A question I’ve been asking myself for years
You just wrote an article about that Pink Floyd album you weren’t able to put down for forty years. You put their album artwork in your article.
We have a question about that. Did you ask Pink Floyd for permission to use their artwork?
The short answer to the question of this title is that you are legally not allowed to use someone else’s copyrighted work unless you get expressed permission from them. In a job for a client, I faced a similar problem where they wanted to use a GIF from a different media company and put it in our emails, but we weren’t allowed to because the terms and conditions on their site said that we were not able to redistribute anything they made unless we got expressed permission from them.
So if you plan on using someone else’s artwork in your article, make sure to read the terms and conditions to see whether or not you can use it.

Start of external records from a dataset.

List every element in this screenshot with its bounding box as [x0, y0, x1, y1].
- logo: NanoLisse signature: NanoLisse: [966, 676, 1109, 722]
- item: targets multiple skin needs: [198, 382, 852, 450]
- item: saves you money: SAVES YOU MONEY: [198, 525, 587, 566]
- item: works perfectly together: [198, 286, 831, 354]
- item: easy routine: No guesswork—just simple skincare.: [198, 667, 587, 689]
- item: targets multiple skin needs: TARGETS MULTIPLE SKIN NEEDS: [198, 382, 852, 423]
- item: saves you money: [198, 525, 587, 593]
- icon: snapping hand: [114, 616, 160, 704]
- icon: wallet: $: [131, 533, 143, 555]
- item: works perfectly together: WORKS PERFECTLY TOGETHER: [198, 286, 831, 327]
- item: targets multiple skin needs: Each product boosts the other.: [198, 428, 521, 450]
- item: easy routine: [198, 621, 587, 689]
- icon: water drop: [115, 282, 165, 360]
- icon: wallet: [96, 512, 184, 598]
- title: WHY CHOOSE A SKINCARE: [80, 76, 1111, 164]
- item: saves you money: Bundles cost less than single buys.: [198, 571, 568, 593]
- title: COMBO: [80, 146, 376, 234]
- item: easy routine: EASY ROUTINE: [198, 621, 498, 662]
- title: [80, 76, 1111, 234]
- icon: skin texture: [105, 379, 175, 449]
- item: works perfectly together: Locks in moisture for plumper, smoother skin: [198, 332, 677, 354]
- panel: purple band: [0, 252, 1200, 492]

If you can prove to us that you can use it because of what you found in those terms and conditions, we’ll happily publish it.
I have a silver lining though, one that can be very good for our pub at The Riff.
View this as an opportunity to write about local artists because those folks definitely want you to use their artwork and it’ll be super easy for you to get permission from them to do that.
Heck, they may even have a media kit on their site that lets pubs like us use top-quality photographs!
Connect with smaller artists that you like and ask them for permission. More than likely, they’ll say yes.
And now you are one of the first and only people to write an article about the potential next big thing in music.